I am most interested in spectral and composition data, though any other categories would be helpful too.

The end goal is to predict composition from other traits. As I understand from my conversation with @dlebauer, I will need to process the hyperspectral image data in order to clip it to the plot or sub-plot level.

I would appreciate any pointers or example scripts to get started.

dlebauer commented 5 years ago

@ericclei one place to start is with the sample data

I am not sure exactly how to clip the hyperspectral data to a plot, but you can find the plot polygons by constructing a url like: https://terraref.ncsa.illinois.edu/bety/api/v1/sites?name=~Season 4 Range 30 to find information about all of the season 4 plots in range 30.

The geometry field is in a standard format called 'WKT' that many different software types can use, it will look something like "geometry": "MULTIPOLYGON (((-111.97504767486785 33.07488685592014 0.0, -111.97503949029482 33.074886858587995 0.0, -111.97503947576052 33.07485529088314 0.0, -111.97504766033062 33.07485528821534 0.0, -111.97504767486785 33.07488685592014 0.0)))"

It is possible that there are functions in terrautils for clipping the hyperspectral data but I can not confirm.
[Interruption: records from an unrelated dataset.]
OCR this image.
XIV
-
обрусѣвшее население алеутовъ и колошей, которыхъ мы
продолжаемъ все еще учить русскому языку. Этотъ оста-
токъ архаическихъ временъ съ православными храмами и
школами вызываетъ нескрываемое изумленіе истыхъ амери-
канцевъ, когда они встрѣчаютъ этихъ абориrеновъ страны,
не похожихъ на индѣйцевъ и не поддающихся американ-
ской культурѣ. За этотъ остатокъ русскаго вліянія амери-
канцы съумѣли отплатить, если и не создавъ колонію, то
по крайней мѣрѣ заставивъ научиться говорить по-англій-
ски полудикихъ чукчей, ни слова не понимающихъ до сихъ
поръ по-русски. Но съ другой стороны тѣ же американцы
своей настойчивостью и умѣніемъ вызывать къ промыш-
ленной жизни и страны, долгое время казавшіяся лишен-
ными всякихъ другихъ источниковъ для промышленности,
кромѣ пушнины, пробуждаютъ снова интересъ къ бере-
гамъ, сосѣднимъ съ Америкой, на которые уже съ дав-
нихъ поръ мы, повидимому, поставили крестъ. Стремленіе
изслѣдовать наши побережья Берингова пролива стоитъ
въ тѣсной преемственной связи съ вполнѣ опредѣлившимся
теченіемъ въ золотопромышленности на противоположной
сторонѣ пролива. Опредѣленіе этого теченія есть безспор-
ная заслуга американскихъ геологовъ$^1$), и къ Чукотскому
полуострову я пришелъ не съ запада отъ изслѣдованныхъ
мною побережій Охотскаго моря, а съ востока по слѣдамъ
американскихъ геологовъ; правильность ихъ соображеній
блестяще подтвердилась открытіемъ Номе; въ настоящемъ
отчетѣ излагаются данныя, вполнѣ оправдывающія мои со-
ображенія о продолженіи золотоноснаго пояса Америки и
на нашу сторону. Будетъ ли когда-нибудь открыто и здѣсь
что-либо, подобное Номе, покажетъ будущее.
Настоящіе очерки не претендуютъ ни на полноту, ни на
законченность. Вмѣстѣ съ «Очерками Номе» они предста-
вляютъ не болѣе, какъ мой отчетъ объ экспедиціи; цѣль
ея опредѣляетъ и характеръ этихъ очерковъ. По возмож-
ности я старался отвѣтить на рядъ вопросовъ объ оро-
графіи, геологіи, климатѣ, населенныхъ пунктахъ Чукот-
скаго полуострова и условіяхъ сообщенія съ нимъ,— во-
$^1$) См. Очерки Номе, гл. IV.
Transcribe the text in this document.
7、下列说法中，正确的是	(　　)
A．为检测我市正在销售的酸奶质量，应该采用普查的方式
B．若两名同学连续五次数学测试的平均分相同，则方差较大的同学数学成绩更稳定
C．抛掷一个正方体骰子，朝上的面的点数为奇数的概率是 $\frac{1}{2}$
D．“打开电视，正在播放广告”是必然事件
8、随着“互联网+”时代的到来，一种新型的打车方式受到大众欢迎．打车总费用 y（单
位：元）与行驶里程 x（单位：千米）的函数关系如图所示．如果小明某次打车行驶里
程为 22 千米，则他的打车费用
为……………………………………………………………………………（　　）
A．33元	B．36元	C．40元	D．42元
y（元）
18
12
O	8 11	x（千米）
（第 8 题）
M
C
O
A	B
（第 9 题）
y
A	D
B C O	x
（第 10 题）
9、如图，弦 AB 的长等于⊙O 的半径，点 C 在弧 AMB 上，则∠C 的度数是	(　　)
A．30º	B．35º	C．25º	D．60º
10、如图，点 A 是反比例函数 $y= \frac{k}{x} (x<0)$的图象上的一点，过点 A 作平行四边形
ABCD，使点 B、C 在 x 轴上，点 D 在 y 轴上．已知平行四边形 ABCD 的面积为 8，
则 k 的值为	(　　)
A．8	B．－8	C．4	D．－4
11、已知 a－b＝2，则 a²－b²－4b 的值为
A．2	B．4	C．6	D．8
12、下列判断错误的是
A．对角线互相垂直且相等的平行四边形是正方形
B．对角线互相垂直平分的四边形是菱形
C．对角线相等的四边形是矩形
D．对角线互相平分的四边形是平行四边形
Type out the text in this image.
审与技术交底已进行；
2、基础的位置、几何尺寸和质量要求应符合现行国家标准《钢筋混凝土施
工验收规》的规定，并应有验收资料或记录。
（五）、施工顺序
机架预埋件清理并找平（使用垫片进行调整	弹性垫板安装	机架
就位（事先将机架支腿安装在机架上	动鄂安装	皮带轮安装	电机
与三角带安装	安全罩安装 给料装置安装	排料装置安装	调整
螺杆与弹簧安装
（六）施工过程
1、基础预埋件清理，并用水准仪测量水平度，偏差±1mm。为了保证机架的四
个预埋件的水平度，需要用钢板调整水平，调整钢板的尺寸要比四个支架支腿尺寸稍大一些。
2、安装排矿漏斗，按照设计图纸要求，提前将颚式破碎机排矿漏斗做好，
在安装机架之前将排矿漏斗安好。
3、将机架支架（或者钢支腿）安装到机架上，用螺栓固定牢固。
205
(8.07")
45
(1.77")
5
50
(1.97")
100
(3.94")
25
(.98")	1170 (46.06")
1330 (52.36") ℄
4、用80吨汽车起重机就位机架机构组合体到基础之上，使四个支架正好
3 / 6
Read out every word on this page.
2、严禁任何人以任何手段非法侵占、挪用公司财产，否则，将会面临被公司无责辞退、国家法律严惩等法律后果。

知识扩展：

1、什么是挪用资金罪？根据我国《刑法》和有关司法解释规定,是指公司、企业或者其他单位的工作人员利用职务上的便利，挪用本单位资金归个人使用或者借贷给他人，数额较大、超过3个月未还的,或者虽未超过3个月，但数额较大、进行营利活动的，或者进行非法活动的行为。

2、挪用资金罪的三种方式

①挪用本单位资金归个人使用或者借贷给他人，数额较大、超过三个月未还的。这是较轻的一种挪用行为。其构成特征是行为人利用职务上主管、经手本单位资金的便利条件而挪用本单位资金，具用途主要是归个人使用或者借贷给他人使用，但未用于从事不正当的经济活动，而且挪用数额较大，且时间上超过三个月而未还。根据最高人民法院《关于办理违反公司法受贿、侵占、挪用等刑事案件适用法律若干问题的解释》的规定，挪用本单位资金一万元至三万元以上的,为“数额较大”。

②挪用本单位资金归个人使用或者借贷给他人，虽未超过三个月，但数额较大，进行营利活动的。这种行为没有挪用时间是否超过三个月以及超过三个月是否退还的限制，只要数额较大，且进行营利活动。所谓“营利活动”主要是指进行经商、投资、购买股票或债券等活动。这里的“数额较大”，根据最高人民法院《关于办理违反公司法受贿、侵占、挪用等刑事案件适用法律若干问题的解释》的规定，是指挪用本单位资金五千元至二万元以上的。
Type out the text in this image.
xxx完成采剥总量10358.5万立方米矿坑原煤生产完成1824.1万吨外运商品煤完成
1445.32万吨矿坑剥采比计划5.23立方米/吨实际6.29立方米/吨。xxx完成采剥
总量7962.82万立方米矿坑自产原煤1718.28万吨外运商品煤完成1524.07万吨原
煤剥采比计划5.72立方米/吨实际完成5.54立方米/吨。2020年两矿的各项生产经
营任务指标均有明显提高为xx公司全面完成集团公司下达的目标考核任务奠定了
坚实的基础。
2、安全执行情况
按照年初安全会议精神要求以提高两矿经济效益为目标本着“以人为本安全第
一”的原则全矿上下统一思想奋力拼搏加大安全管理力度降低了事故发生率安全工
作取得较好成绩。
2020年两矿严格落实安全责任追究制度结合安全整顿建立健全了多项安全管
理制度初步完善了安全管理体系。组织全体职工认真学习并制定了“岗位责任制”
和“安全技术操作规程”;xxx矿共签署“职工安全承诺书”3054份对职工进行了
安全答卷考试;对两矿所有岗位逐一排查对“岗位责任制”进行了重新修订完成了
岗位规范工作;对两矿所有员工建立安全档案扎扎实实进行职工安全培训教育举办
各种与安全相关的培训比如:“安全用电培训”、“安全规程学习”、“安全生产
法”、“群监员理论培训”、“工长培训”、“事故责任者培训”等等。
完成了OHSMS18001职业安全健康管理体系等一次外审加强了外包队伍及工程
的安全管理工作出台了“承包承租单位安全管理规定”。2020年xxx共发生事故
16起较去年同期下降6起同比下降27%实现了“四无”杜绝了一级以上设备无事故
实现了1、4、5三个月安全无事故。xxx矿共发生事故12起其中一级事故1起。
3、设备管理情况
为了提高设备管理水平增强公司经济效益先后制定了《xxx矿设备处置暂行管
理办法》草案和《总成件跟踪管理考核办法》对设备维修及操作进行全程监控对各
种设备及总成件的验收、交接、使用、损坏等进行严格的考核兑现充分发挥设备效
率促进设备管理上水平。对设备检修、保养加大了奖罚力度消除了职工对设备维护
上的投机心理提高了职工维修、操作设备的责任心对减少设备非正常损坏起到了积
One challenge is that it has x and y dimensions and the lat and lon information is stored as vectors that map to x and y. If you look inside the netcdf file metadata you can see.

This is not easy but is something that we should be able to add to the terrautils python library if it is not already there.

At the same time, before using the hyperspectral data you should be aware of the limitations and assumptions in the calibration algorithms, which @Paheding is currently working on improving. See especially https://github.com/terraref/extractors-hyperspectral#limitations as well as links to related issues included at the bottom of that document.

dlebauer commented 5 years ago

If you use the nco software, you can clip along the x and y dimensions using a command such as ncks -d x,1200,1400 -d y,2000,2100 in.nc out.nc to subset a box w/ bounding box (1200,2000),(1400,2100). The challenge is to match up the lat/lon with the y/x dimensions (all of the information is in the netcdf file, it is just a matter of extracting and joining the x dimension with the longitude variable and y with latitude.

The transformations are documented but to my knowledge not yet implemented for clipping.

ericclei commented 5 years ago

Thanks for the guidance. Is there a way to get plant-level chemical composition data, or have I missed something? The example data seem to be at the plot level.

dlebauer commented 5 years ago

@ericclei mostly we are treating the measurements at the plot level. There are a few cases where we have measured traits repeatedly on the same plant. In season 4, some of the plants were tagged for the purposes of repeated measurements. To date, I am not aware that anyone has gone back to identify these specific plants in images although, although in principle I believe it may be possible that this can be done by someone who carefully looks through the images.

@NewcombMaria can provide more information on what to look for in the images, and where.

These can be extracted from the database thus:

copy 
  (select trait, mean, raw_date, entity 
     from traits_and_yields_view 
       where sitename ~ 'Season 4 Range (20|30)'
       and entity != '' and trait not like 'surface_temperature%') 
  to '~/season4_marked_plants.csv' delimiter ',' csv header;

I've attached this subsample here and have also placed these in the sample dataset: https://terraref.ncsa.illinois.edu/clowder/datasets/5c6db73e4f0ce7f7828c90a1 season4_marked_plants.csv.txt

ericclei commented 5 years ago

How about composition at the subplot level? How are the plot level measurements collected in the first place?

dlebauer commented 5 years ago

It depends on what is being measured. Information about the methods (still not fully curated) is stored in the methods table. Often a set of leaves are selected (either randomly, or according to a standard protocol like the three plants at the center of each row) and measured. In general, though, we don't keep track of the individual plants (except to identify that multiple measurements were made on the same plant).

In some cases, like end of season composition data, the entire plot is harvested, chopped up and mixed, and a subsample is taken for measurements.